Starting with Sandy Bridge, Intel made next-generation vectorisation capabilities a priority. Sandy Bridge (SNB) introduced the AVX instruction set for floating-point operations and widened the CPU’s registers to 256 bits, up from SSE’s 128.
AVX2, which just launched with Haswell, widened integer registers to 256 bits as well. AVX also introduced a non-destructive operand mode, which allows for operations like C=A+B as opposed to A=A+B (thus saving the original value of “A”). SIMD (single instruction, multiple data) instruction extensions are a major part of boosting total processor efficiency and instructions per clock cycle (IPC).
Intel has just announced a future version of AVX, dubbed AVX-512. As the name implies, AVX-512 widens vector registers out to 512 bits. Whether or not this constitutes an actual widening of anything, however, depends on the product in question.

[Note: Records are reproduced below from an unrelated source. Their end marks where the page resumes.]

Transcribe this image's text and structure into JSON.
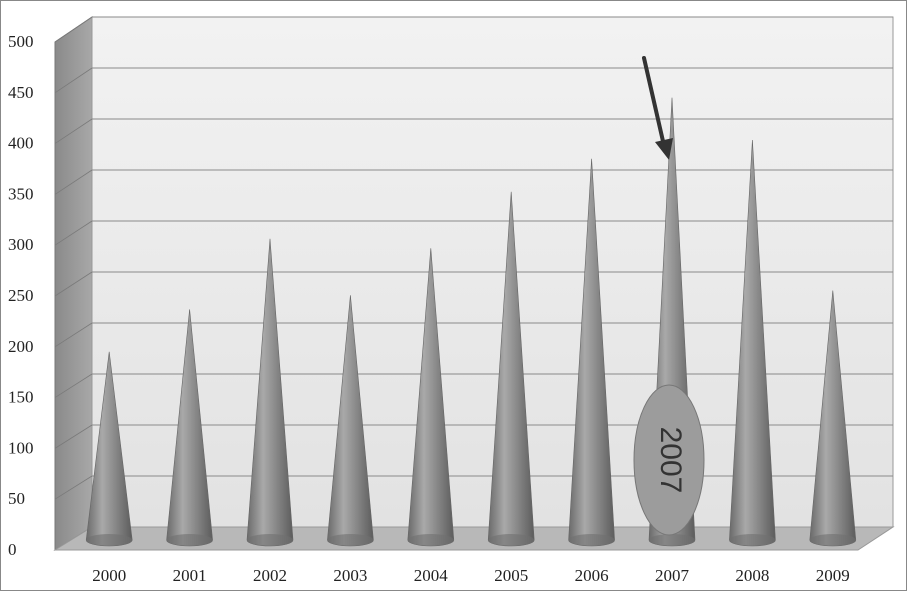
{
  "chart_data": {
    "type": "bar",
    "bar_shape": "cone",
    "categories": [
      "2000",
      "2001",
      "2002",
      "2003",
      "2004",
      "2005",
      "2006",
      "2007",
      "2008",
      "2009"
    ],
    "values": [
      200,
      245,
      320,
      260,
      310,
      370,
      405,
      470,
      425,
      265
    ],
    "title": "",
    "xlabel": "",
    "ylabel": "",
    "ylim": [
      0,
      500
    ],
    "yticks": [
      0,
      50,
      100,
      150,
      200,
      250,
      300,
      350,
      400,
      450,
      500
    ],
    "grid": true,
    "legend": "none",
    "annotation": {
      "category": "2007",
      "label": "2007",
      "arrow": true
    }
  },
  "colors": {
    "cone": "#8c8c8c",
    "cone_highlight": "#b4b4b4",
    "cone_shadow": "#5e5e5e",
    "wall": "#ececec",
    "side_wall": "#9a9a9a",
    "floor": "#b8b8b8",
    "grid": "#8a8a8a",
    "annotation_fill": "#9c9c9c",
    "arrow": "#333333"
  }
}
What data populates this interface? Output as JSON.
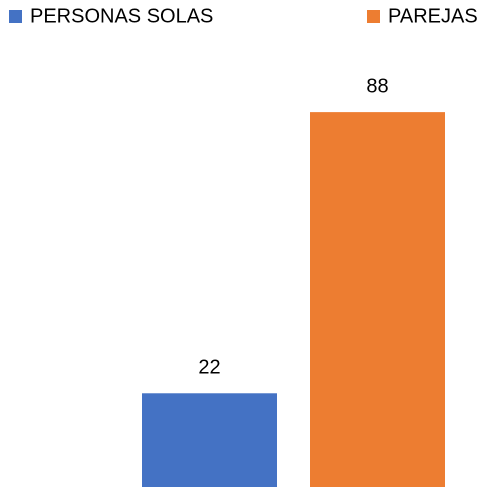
{
  "chart_data": {
    "type": "bar",
    "categories": [
      null
    ],
    "series": [
      {
        "name": "PERSONAS SOLAS",
        "color": "#4472c4",
        "values": [
          22
        ]
      },
      {
        "name": "PAREJAS",
        "color": "#ed7d31",
        "values": [
          88
        ]
      }
    ],
    "ylim": [
      0,
      100
    ]
  }
}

Intel is saying that the first product to support AVX-512 is the next generation version of Xeon Phi, dubbed Knights Landing. Knights Landing is built on 14nm technology, will integrate on-package memory, be capable of operating as a standalone co-processor, and reportedly will break the 3TFLOPS barrier. PCIe 3.0 and DDR4 are also reportedly on the menu as well.
Some of Intel’s remarks imply that AVX-512 automatically implements AVX and AVX2 support as well; the company’s blog post states that AVX-512 instructions can be mixed with AVX instructions without penalty. It’s possible that this won’t apply to Knights Landing – Intel could save full backwards compatibility for a chip like Skylake or Skymont – assuming that the AVX 3.2 instruction set mentioned in the slide below is actually analogous to AVX-512.
Current Xeon Phi processors support 512-bit vectorisation but lack AVX support, and Intel has stated in the past that it would unify AVX capability between various products at some point in the future. Presumably that’s going to happen in the 2015 timeframe with these new chips. It also allows Intel to continue closing the gap between CPU double-precision floating point performance and what might be considered “good enough” with relation to discrete GPU offload.
Discrete cards will always have an advantage in this area as far as absolute performance is concerned, but if Intel can continue evolving Core at the present rate, it may blunt the impact of AMD’s HSA initiative. The degree to which ordinary workloads will be able to continue leveraging these benefits is something we’ll have to measure when the time comes, but the impact in high-performance computing (HPC) workloads will be significant.